Immer wieder kündigte ein 16-jähriger Steirer aus dem Murtal an, sich an seinen Klassenkollegen rächen zu wollen. Diese bekamen es mit der Angst zu tun. Nun stand der junge Mann vor dem Strafgericht in Leoben.
„Nein, ich wurde nicht gehänselt. Es waren Sticheleien wegen meiner langen Haare, aber das hat mir nichts getan“, will sich ein bald 17-Jähriger nicht erklären können, wieso er über mehrere Jahre hinweg immer wieder, so auch heuer, mit einem Amoklauf an seiner Schule im steirischen Murtal drohte – und zwar stets „am Ende des vierten Schuljahres“.
„Ich hatte Angst und wollte nicht mehr in die Schule“
Klassenkameraden sagen hingegen, er sei sehr wohl wegen seines ungepflegten Aussehens gemobbt worden. Auf Anraten seines Anwalts pocht er darauf, das Wort „Amoklauf“ auch nie benutzt zu haben. Er habe lediglich gesagt, sich an seiner Klasse zu rächen. Wie diese Rache aussehen könne, möchte Frau Rat wissen. „Vielleicht hätte ich der Lehrerin vor versammelter Klasse den Mittelfinger gezeigt“, startet er den Versuch einer Erklärung.
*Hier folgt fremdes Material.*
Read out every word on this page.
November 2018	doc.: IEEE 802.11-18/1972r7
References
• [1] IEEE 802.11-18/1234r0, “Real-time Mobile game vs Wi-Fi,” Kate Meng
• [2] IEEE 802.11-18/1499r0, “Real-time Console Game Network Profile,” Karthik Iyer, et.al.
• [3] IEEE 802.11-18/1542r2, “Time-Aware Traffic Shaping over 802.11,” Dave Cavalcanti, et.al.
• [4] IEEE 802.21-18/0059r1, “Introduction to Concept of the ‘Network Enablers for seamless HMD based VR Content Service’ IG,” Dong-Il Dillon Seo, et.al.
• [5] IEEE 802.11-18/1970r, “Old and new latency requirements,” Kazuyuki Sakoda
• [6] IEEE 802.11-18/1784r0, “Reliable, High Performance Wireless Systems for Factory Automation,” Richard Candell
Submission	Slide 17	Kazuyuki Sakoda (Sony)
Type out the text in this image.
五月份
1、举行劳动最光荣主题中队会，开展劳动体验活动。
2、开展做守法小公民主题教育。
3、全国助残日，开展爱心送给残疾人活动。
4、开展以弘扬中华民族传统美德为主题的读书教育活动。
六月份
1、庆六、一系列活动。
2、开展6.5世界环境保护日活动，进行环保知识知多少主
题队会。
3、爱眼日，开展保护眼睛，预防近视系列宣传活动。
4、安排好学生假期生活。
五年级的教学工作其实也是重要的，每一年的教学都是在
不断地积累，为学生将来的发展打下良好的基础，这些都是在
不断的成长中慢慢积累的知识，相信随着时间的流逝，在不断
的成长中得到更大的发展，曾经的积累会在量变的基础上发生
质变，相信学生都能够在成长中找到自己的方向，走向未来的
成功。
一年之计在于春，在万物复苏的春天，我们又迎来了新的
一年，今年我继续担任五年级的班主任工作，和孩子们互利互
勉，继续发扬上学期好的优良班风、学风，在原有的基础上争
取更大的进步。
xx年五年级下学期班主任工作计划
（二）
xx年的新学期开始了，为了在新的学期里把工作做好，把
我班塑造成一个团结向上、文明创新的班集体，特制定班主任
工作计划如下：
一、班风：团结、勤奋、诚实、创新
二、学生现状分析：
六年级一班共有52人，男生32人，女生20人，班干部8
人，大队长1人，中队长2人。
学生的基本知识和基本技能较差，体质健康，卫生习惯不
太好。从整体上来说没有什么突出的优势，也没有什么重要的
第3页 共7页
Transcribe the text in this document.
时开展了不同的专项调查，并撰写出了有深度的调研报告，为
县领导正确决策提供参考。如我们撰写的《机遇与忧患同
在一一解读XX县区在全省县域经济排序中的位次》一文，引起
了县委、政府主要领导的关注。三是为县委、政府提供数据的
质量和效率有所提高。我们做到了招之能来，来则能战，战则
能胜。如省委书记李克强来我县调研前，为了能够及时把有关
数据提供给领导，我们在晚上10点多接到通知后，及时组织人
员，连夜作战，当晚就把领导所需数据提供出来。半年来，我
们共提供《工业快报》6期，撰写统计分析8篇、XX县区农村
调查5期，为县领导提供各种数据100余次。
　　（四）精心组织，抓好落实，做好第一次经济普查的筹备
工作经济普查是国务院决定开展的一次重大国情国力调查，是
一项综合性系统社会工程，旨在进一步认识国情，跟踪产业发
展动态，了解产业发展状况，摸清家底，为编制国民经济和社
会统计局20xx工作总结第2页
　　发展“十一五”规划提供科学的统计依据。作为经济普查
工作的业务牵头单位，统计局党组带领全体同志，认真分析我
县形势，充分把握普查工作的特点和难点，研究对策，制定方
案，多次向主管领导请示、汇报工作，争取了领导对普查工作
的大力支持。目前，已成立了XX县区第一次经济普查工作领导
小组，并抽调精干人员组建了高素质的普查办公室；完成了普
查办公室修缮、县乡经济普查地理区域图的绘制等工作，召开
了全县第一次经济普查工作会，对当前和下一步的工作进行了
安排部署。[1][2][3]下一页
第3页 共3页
Ja, ich hatte auch Angst vor ihm und wollte, nachdem der Amoklauf in Graz passiert ist, auch nicht mehr in die Schule gehen.
Eine Mitschülerin
Mit Waffen der Mutter geprahlt
Entgegen seiner Beteuerungen erzählt eine Schülerin, dass er ihr gegenüber sehr wohl von einem Amoklauf gesprochen habe: „Er hat das auf einmal gesagt.“ „Ja, ich hatte auch Angst vor ihm und wollte, nachdem der Amoklauf in Graz passiert ist, auch nicht mehr in die Schule gehen“, ergänzt ein Mädchen, andere Kollegen pflichten ihr bei. Noch dazu prahlte der Schüler, seine Mutter habe Waffen zu Hause – was auch der Wahrheit entspricht. Einmal brachte er sogar ein Messer in die Klasse mit.
„Warum haben Sie das gemacht?“, versucht es Richterin Sabine Anzenberger noch einmal. „Vielleicht aus Spaß, um etwas gesagt zu haben.“ „Hier kann man nicht mehr von Spaß sprechen“, plädiert Staatsanwältin Anika Maierhofer, kurz bevor er zu fünf Monaten bedingt und Bewährungshilfe verurteilt wird – nicht rechtskräftig.